011127  8:36:27  Aborted connection 5992 to db: 'database' user: 'root'
host: `localhost' (Got an error reading communication packets)

Usually happening every few minutes. After about 3-4 of them, the error log
would say that mySQL suddenly got signal 11 and would restart without
warning. 

The box was used exclusively for a large, cumbersome PHP application. The
PHP application periodically restarts Apache for changes to its
configuration file to take effect. This is where the problems all stem from.

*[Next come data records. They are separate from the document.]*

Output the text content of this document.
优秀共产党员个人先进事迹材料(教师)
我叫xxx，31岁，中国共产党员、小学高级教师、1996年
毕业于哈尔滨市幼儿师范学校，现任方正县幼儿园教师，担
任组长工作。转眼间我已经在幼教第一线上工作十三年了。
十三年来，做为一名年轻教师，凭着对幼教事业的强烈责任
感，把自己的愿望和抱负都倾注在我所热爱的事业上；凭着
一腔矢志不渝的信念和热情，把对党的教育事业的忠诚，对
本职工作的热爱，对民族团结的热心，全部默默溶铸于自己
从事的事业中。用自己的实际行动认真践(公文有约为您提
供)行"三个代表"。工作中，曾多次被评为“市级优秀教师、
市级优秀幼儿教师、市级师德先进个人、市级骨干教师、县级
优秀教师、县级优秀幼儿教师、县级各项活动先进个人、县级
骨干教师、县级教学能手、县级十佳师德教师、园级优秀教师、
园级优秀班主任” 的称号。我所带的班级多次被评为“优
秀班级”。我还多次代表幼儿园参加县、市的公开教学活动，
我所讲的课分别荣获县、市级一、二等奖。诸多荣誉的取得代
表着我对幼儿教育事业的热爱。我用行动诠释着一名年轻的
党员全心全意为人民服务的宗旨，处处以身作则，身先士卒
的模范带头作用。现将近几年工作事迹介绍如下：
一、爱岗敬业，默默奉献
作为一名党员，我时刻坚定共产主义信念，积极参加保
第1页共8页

The PHP runs a sudo command to "apachectl restart". When someone was surfing
some of the hosted sites using MySQL, and Apache just restarted immediately,
the PHP would not reach the end of its script and terminate its connection
to MySQL. So, after a while, these dead connections accumulated, tables
weren't being closed properly, and there were frequent errors when browsing
the sites. I believe this caused corrupted indexes, and MySQL would attempt
to restart.

I changed the PHP->Sudo command to run "apachectl graceful" instead,
allowing PHP scripts to finish completely and close their connections
correctly. Since this morning, when this change was made, I have not had a
single error for a couple hours. In the past, I would be expecting errors at
least every few minutes.

Now, here's ANOTHER possible problem that we fixed. We noticed that if there
was a high CPU usage (99-100%), MySQL would restart about every 15 seconds.
We also noticed that there were some queries that were not defined as being
"slow" but they DID take up 50-60% CPU every time the queries were run. We
looked at the tables, noticed that there were some useless indexes, and
re-indexed one of our main tables, and now, MySQL remains below 12% at all
times - usually below 2%. The pages load faster and MySQL is generally a lot
faster overall. The trick was simply to index columns used frequently in
WHERE conditions in queries. 

My two cents - hope it helps someone.